5.0
2022-03-28Recenzja zweryfikowana„Życie, to również paradoks, bywa i sprawiedliwe, nawet jeśli ta sprawiedliwość polega na odbieraniu.”
Basia ma siedemnaście lat, mieszka w Warszawie w niewielkim mieszkaniu z matką, ojciec zmarł przed trzema laty. Obok nich mieszka Heniek, chłopak jest coraz bardziej zauroczony Basią. Lato 1939 roku było bardzo upalne, Basia czasami tylko – matka jest bardzo opiekuńcza – może korzystać z przyjemności jaką jest nadwiślańska plaża. To tam poznaje Zygmunta, jest nim zafascynowana, ma nadzieję, że połączy ich coś pięknego. Przychodzi wrzesień, wraz z nim wojna. Świat się wali, wszystko się zmienia, nic już nigdy nie będzie takie samo. Codzienność mieszkańców Warszawy zamienia się w piekło. Budynki zmieniają się kupy gruzu, ogień trawi wszystko co napotka na swej drodze. Giną niewinni ludzie, śmierć się panoszy i zbiera okrutne żniwo. Brakuje jedzenia, lekarstw, wody, wszystkiego… Przez przypadek Basia ponownie spotyka Zygmunta, to spotkanie będzie miało ogromny wpływ na jej dalsze życie. Basia zaczyna działać w konspiracji, wymierza sprawiedliwość.

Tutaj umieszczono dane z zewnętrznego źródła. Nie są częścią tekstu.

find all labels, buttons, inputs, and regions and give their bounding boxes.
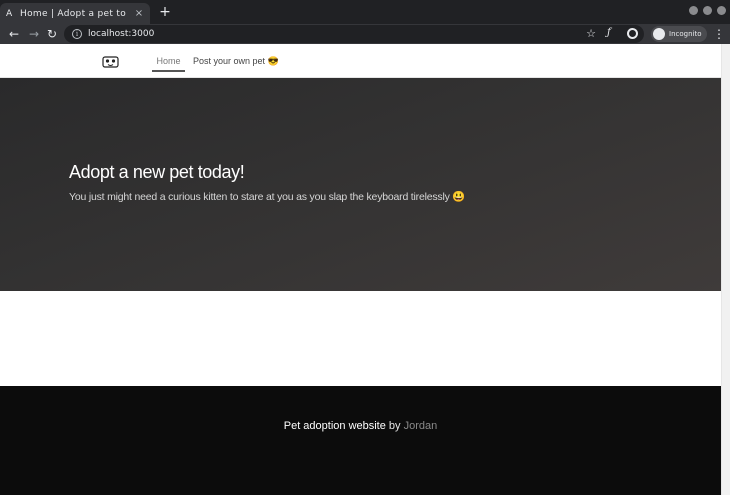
extension-function-icon[interactable]: ƒ: [607, 27, 611, 38]
web-page: Home Post your own pet 😎 Adopt a new pet…: [0, 44, 721, 495]
extension-circle-icon[interactable]: [627, 28, 638, 39]
bookmark-star-icon[interactable]: ☆: [586, 27, 596, 40]
site-footer: Pet adoption website by Jordan: [0, 386, 721, 495]
close-window-button[interactable]: [717, 6, 726, 15]
browser-tabstrip: A Home | Adopt a pet to × +: [0, 0, 730, 24]
window-controls: [689, 6, 726, 15]
new-tab-button[interactable]: +: [157, 4, 173, 20]
forward-arrow-icon[interactable]: →: [26, 26, 42, 42]
incognito-icon: [653, 28, 665, 40]
browser-toolbar: ← → ↻ i localhost:3000 ☆ ƒ Incognito ⋮: [0, 24, 730, 44]
address-bar[interactable]: i localhost:3000 ☆: [64, 25, 644, 43]
favicon-icon: A: [6, 8, 13, 19]
incognito-label: Incognito: [669, 30, 702, 38]
nav-link-post-pet[interactable]: Post your own pet 😎: [193, 56, 279, 67]
back-arrow-icon[interactable]: ←: [6, 26, 22, 42]
footer-by: by: [385, 420, 404, 432]
url-text: localhost:3000: [88, 29, 155, 39]
site-info-icon[interactable]: i: [72, 29, 82, 39]
site-navbar: Home Post your own pet 😎: [0, 44, 721, 78]
nav-link-home[interactable]: Home: [152, 56, 185, 72]
browser-menu-icon[interactable]: ⋮: [713, 26, 725, 42]
tab-close-icon[interactable]: ×: [134, 8, 144, 19]
incognito-badge[interactable]: Incognito: [651, 26, 708, 42]
hero-banner: Adopt a new pet today! You just might ne…: [0, 78, 721, 291]
minimize-button[interactable]: [689, 6, 698, 15]
footer-credit: Pet adoption website by Jordan: [0, 420, 721, 432]
footer-author-link[interactable]: Jordan: [404, 420, 438, 432]
maximize-button[interactable]: [703, 6, 712, 15]
footer-site-name: Pet adoption website: [283, 420, 386, 432]
page-scrollbar[interactable]: [721, 44, 730, 495]
hero-subtitle: You just might need a curious kitten to …: [69, 191, 466, 203]
browser-tab-home[interactable]: A Home | Adopt a pet to ×: [0, 3, 150, 24]
paw-logo-icon[interactable]: [102, 56, 119, 68]
hero-title: Adopt a new pet today!: [69, 162, 245, 182]
tab-title: Home | Adopt a pet to: [20, 8, 127, 19]
reload-icon[interactable]: ↻: [44, 26, 60, 42]
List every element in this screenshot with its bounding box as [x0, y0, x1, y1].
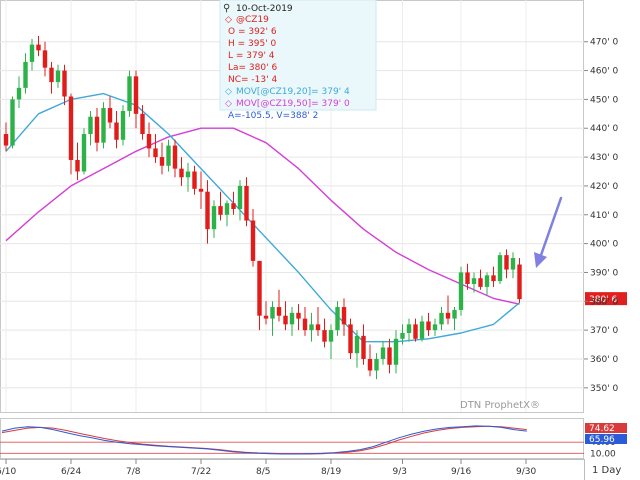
candle: [120, 105, 126, 146]
y-tick-label: 410' 0: [590, 211, 619, 221]
y-tick-label: 370' 0: [590, 326, 619, 336]
x-tick-label: 9/3: [393, 467, 407, 477]
watermark: DTN ProphetX®: [460, 400, 540, 411]
info-ma20: MOV[@CZ19,20]= 379' 4: [236, 87, 350, 97]
candle: [10, 96, 15, 149]
search-icon[interactable]: ⚲: [223, 3, 230, 14]
y-tick-label: 470' 0: [590, 38, 619, 48]
x-tick-label: 8/5: [256, 467, 270, 477]
candle: [458, 266, 464, 316]
y-tick-label: 450' 0: [590, 95, 619, 105]
candle: [517, 258, 522, 303]
info-extra: A=-105.5, V=388' 2: [228, 111, 318, 121]
candle: [497, 252, 503, 284]
candle: [348, 318, 353, 359]
level-label: 10.00: [590, 449, 616, 459]
x-tick-label: 8/19: [321, 467, 341, 477]
diamond-icon: ◇: [225, 87, 232, 97]
diamond-icon: ◇: [225, 99, 232, 109]
y-tick-label: 350' 0: [590, 384, 619, 394]
info-low: L = 379' 4: [228, 51, 275, 61]
info-ma50: MOV[@CZ19,50]= 379' 0: [236, 99, 350, 109]
info-high: H = 395' 0: [228, 39, 277, 49]
y-tick-label: 460' 0: [590, 67, 619, 77]
info-box: ⚲ 10-Oct-2019 ◇ @CZ19 O = 392' 6 H = 395…: [219, 0, 377, 111]
y-tick-label: 360' 0: [590, 355, 619, 365]
x-tick-label: 6/10: [0, 467, 16, 477]
x-tick-label: 9/16: [451, 467, 471, 477]
y-tick-label: 390' 0: [590, 268, 619, 278]
info-net-change: NC= -13' 4: [228, 75, 277, 85]
info-symbol: @CZ19: [236, 15, 269, 25]
x-tick-label: 7/8: [126, 467, 141, 477]
x-tick-label: 6/24: [61, 467, 81, 477]
y-tick-label: 440' 0: [590, 124, 619, 134]
diamond-icon: ◇: [225, 15, 232, 25]
candle: [101, 102, 106, 149]
indicator-value: 65.96: [589, 435, 615, 445]
info-last: La= 380' 6: [228, 63, 277, 73]
x-axis-strip: [0, 459, 584, 480]
price-chart: ⚲ 10-Oct-2019 ◇ @CZ19 O = 392' 6 H = 395…: [0, 0, 640, 480]
candle: [81, 128, 87, 175]
x-tick-label: 7/22: [191, 467, 211, 477]
x-tick-label: 9/30: [516, 467, 536, 477]
y-tick-label: 380' 0: [590, 297, 619, 307]
info-date: 10-Oct-2019: [236, 4, 293, 14]
y-tick-label: 420' 0: [590, 182, 619, 192]
indicator-value: 74.62: [589, 424, 615, 434]
period-button[interactable]: 1 Day: [592, 465, 621, 476]
info-open: O = 392' 6: [228, 27, 277, 37]
indicator-panel-frame: [0, 418, 584, 459]
y-tick-label: 430' 0: [590, 153, 619, 163]
candle: [127, 70, 132, 117]
y-tick-label: 400' 0: [590, 240, 619, 250]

Czytanie, pomimo poruszanych trudnych tematów, od początku do końca było przyjemnością. Autorka z łatwością i wyczuciem oddaje emocje jakie targają naszymi bohaterami, widzimy ich rozterki, porywy serca, niepokój, obawy, strach. Do Basi miałam bardzo mieszane uczucia, dziewczyna nie chce być bierna, chce walczyć. Jest odważna, zazdrosna i… bywa bardzo irytująca, chwilami dziecinna, jakby sama nie wiedziała czego oczekuje od życia. Moje serce skradł Heniek, wspiera Basię na każdym kroku. I Zygmunt, przy którym jest się Lucyna, Basia wciąż ma nadzieję, że chłopak ją dostrzeże.
Wojna przyniosła wiele zła, okupant rozpanoszył się na dobre, zniszczył wszystko co dobre. Śmierć, głód, strach są wszechobecne. Jednak Polacy nie pozostają bierni, coraz więcej młodych ludzi chce walczyć z wrogiem. Zygmunt działa w konspiracji, to do niego dołączają Basia i Henryk. Akcje, w których uczestniczą są bardzo niebezpieczne, często narażają własne życie. Trudne decyzje, dokonywane wybory, od których zależy życie innych i własne. Wzajemne zaufanie, wsparcie, pomoc, odwaga tych młodych ludzi budzi podziw i szacunek. Poruszający, wręcz bolesny obraz zniszczonej Warszawy.
Wciągająca, wnikliwa, melancholijna, smutna, trudna opowieść. Wojna, chęć przetrwania, wola walki i miłość. Serdecznie polecam.